TU Wien:Business Intelligence VU (Rauber)/2024WS-Exam-Questions
Zur Navigation springen
Zur Suche springen
T/F Questions:
- The upcoming EU Regulation on AI obliges high-risk applications to log, amongst others, the identification of any person involved in the verification of results.
- Representation Bias is closely linked to encoding of data, especially the value ranges selected for encoding an attribute.
- Historical Bias manifests via the data generation process even given a perfect sampling and feature selection.
- The CRISP-DM process starts with the Data Understanding phase and ends with the Evaluation phase.
- Data exploration and preprocessing are needed also in data mining projects where the data comes from an integrated data warehouse.
- Data augmentation is a pre-processing step aiming at improving the quality and quantity of data.
- Minor shifts in single data points can lead to completely different splits at specific levels of decision trees.
- Binary data is a special form of nominal data.
- Ordinal data does not allow distances to be computed between data instances.
- Support Vector Machines with soft margin usually will show a better effectiveness on the test data than Support Vector Machines without soft margin.
- The optimal hyper-parameters of a model for deployment are determined on the validation set.
- Recall measures the fraction of all positive instances correctly identified by a classifier.

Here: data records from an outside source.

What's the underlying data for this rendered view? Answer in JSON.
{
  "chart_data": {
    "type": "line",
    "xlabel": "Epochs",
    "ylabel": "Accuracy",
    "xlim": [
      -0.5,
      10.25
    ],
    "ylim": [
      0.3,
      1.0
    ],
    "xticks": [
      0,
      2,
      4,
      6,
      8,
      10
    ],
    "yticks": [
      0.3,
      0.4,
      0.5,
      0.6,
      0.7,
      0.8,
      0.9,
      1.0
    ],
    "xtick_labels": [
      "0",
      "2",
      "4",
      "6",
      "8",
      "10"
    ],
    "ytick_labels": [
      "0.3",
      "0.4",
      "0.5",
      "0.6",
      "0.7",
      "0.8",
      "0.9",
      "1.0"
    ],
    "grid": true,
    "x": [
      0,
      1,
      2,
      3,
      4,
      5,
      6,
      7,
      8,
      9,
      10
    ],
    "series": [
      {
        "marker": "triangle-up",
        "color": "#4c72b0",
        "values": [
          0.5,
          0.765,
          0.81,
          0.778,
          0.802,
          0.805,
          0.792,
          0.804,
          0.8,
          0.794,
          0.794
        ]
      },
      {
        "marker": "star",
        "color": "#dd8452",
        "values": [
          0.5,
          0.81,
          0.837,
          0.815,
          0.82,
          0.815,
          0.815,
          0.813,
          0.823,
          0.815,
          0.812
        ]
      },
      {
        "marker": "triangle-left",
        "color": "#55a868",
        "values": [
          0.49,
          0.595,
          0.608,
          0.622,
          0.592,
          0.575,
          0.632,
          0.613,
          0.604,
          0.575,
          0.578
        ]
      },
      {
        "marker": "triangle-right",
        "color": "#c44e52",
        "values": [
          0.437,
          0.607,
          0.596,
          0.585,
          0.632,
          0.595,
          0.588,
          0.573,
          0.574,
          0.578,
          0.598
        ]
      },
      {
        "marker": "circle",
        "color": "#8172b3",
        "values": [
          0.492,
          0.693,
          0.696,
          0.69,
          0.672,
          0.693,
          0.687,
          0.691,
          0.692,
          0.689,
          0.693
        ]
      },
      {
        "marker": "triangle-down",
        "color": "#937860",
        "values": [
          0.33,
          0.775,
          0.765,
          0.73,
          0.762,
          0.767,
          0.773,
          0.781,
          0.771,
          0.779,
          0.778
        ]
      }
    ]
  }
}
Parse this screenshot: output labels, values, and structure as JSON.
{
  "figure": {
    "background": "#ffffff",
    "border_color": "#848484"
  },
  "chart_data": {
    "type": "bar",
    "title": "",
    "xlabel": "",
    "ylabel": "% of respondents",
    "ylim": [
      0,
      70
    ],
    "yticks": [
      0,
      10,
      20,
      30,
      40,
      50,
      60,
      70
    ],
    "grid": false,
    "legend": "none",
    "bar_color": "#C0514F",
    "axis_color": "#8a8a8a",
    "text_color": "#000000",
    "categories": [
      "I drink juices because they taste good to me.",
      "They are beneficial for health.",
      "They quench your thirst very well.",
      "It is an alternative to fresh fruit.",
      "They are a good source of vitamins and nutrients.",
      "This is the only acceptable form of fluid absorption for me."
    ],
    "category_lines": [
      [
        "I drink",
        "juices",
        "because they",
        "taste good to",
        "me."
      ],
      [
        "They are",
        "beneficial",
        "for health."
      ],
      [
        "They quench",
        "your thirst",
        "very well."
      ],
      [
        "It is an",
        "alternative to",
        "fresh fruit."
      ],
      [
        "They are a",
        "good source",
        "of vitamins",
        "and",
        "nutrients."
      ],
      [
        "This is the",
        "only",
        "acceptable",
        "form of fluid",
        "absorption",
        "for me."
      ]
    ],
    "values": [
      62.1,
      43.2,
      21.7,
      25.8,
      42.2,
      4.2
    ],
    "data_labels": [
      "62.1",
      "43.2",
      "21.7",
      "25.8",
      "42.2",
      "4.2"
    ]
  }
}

- Micro averaged Precision / Recall for classifier evaluation first calculates Precision / Recall per class and then averages across classes.
- Equal Opportunity describes the characteristics of classifiers to have the same true positive rate across different groups, having and not having a protected attribute in both instances.
- If two classifiers show statistically significant different performance, one can conclude a better performance of these classifiers.
- Drilling down means going from a coarser (higher) level of aggregation to a finer (more detailed) view
- The multidimensional model is on the conceptual level and not on the physical level.
- A data warehouse is a subject-oriented, integrated, time-variant, and non-volatile collection of data.
- In the multidimensional model, data is divided into facts and cubes.
- OLAP focuses on many short and small transactions.
- A data mart is an equivalent alternative to a data warehouse.
- The cube operator is used to obtain a slice from a data cube.
- It is not possible to use a dimension multiple times within a data warehouse schema.
- MDX queries explore specific axes (columns, rows, pages, ...)?
- Data lakes are superior to data warehouses.
- A Galaxy Schema contains multiple fact tables.
- In the data Warehouse reference architecture, data is copied from source directly?
- Fact tables are usually having many rows.
- Data Using MOLAP and ROLAP is stored in exactly the same way.
- Snowflake Schemas result in (small) savings in storage space.
Open Questions:
1. Describe the concept of risk categories used in the EU AI Act:
- a) Which risk categories does it define?
- b) What are the according consequences for applications falling in the respective categories?
- c) Provide two examples of AI applications for each of these categories.
2. Lazy Learning:
- a) Explain the concept of Lazy Learning.
- b) Describe the characteristics of a setting in which a lazy learner would be the selected choice.
- c) Provide a justification for your decision.
- d) Give an example of such a setting.
3. Describe the functionality of the following operations as well as their relationships (similarities, differences, etc.):
- GROUPING SETS, ROLLUP and CUBE
4. Describe at least 3 main components of the data warehouse reference architecture and their relationships.